All of us who are involved in the skeptics movement are regularly confronted with one of two reactions when revealing ourselves as skeptics: either that we are cynics or that, like the classic skeptics, we don't believe that anything is knowable.

In this episode, Massimo and Julia take us trough the history of skepticism. From its roots in ancient Greece, to Descartes, the last rationalist, to David Hume, the father of modern skepticism, and to today's skeptic movement. Also, is anything really knowable? How do we know that we really exist and are not residents of a cosmic holodeck?


  1. Didn't Descartes (and doubtless others) already cover this? We know we exist as some kind of process because we think. As far as the cosmic holodeck rule goes as always we are compelled to go with the best guess and the best guess would be that no we aren't.

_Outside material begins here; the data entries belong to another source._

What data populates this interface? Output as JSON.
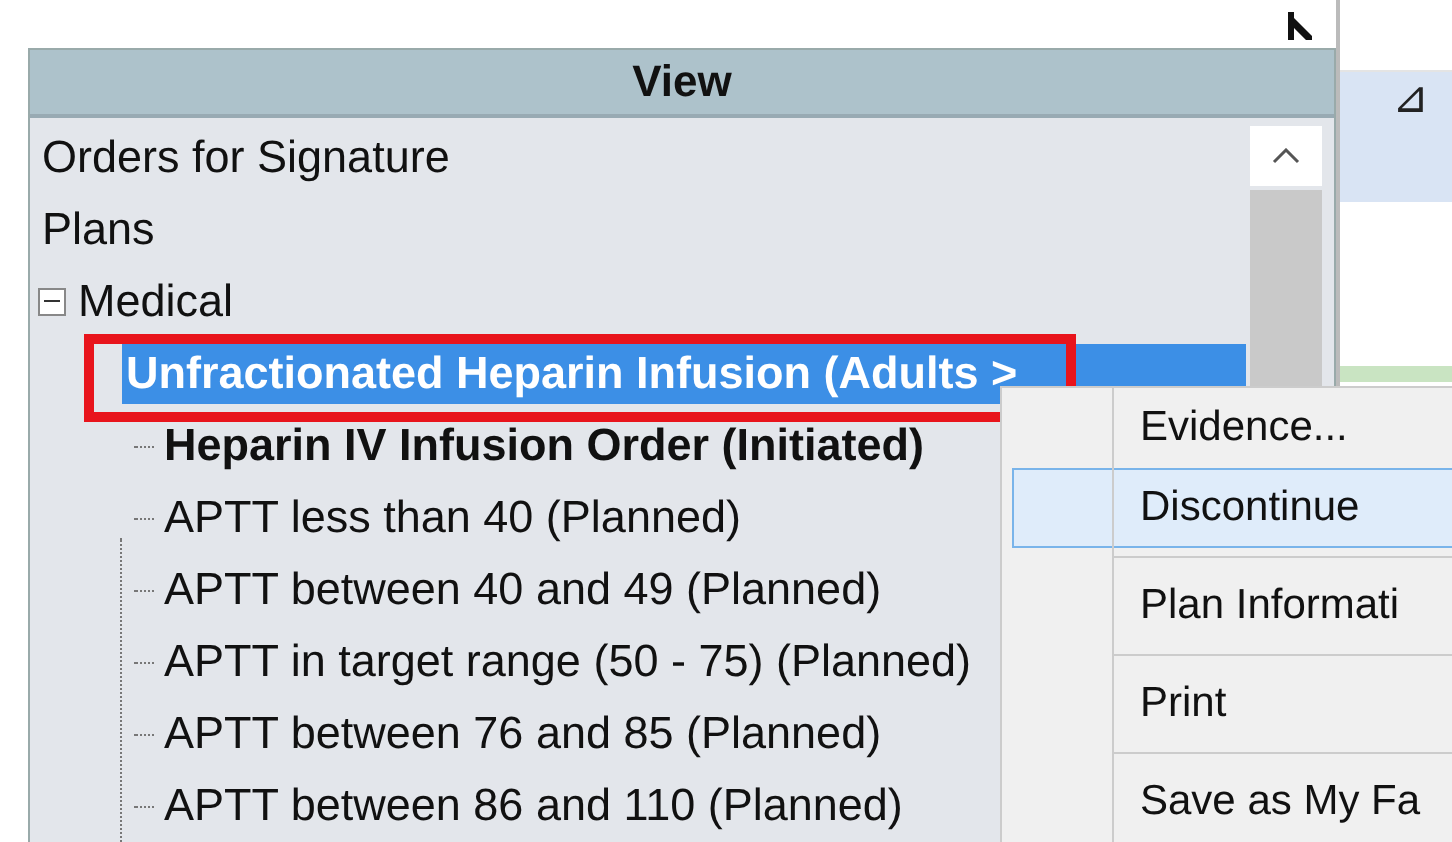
{
  "view_panel": {
    "title": "View",
    "tree": [
      {
        "label": "Orders for Signature",
        "selected": false
      },
      {
        "label": "Plans",
        "selected": false
      },
      {
        "label": "Medical",
        "selected": false,
        "expanded": true,
        "children": [
          {
            "label": "Unfractionated Heparin Infusion (Adults >",
            "selected": true,
            "children": [
              {
                "label": "Heparin IV Infusion Order (Initiated)",
                "selected": false,
                "bold": true
              },
              {
                "label": "APTT less than 40 (Planned)",
                "selected": false,
                "bold": false
              },
              {
                "label": "APTT between 40 and 49 (Planned)",
                "selected": false,
                "bold": false
              },
              {
                "label": "APTT in target range (50 - 75) (Planned)",
                "selected": false,
                "bold": false
              },
              {
                "label": "APTT between 76 and 85 (Planned)",
                "selected": false,
                "bold": false
              },
              {
                "label": "APTT between 86 and 110 (Planned)",
                "selected": false,
                "bold": false
              }
            ]
          }
        ]
      }
    ]
  },
  "side_panel": {
    "glyph": "⊿"
  },
  "context_menu": [
    {
      "kind": "item",
      "label": "Evidence...",
      "selected": false
    },
    {
      "kind": "item",
      "label": "Discontinue",
      "selected": true
    },
    {
      "kind": "separator"
    },
    {
      "kind": "item",
      "label": "Plan Informati",
      "selected": false
    },
    {
      "kind": "separator"
    },
    {
      "kind": "item",
      "label": "Print",
      "selected": false
    },
    {
      "kind": "separator"
    },
    {
      "kind": "item",
      "label": "Save as My Fa",
      "selected": false
    }
  ]
}
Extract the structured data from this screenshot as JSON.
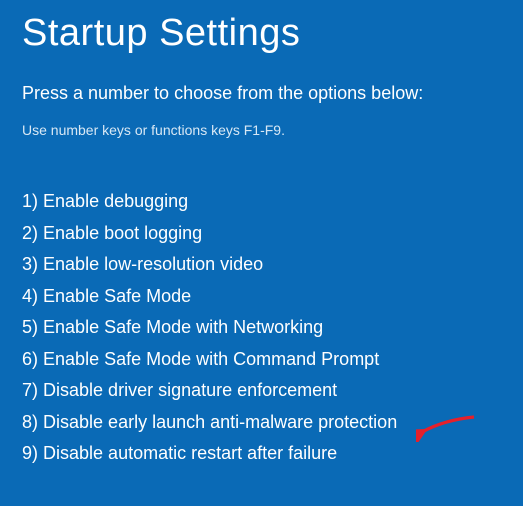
{
  "title": "Startup Settings",
  "instruction": "Press a number to choose from the options below:",
  "hint": "Use number keys or functions keys F1-F9.",
  "options": [
    {
      "num": "1)",
      "label": "Enable debugging"
    },
    {
      "num": "2)",
      "label": "Enable boot logging"
    },
    {
      "num": "3)",
      "label": "Enable low-resolution video"
    },
    {
      "num": "4)",
      "label": "Enable Safe Mode"
    },
    {
      "num": "5)",
      "label": "Enable Safe Mode with Networking"
    },
    {
      "num": "6)",
      "label": "Enable Safe Mode with Command Prompt"
    },
    {
      "num": "7)",
      "label": "Disable driver signature enforcement"
    },
    {
      "num": "8)",
      "label": "Disable early launch anti-malware protection"
    },
    {
      "num": "9)",
      "label": "Disable automatic restart after failure"
    }
  ],
  "annotation": {
    "type": "arrow",
    "color": "#e6202b",
    "points_to_option_index": 6
  }
}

We may perceive the objective world incompletely and sometimes mistakenly, but that doesn't mean that it is an illusion.

  2. Good one. Radical skepticism rules out absolute certainty, and thus leaves us with probabilistic epistemology--a strong case for Bayesianism.

  3. This was very interesting podcast and I think that you might want to consider another one on modern skepticism. I am talking about 20th century skepticism and the history of CSICOP (now CSI) and Skeptical Inquirer. I think that many readers and listeners are not aware of this history and in response to what all these activities came about.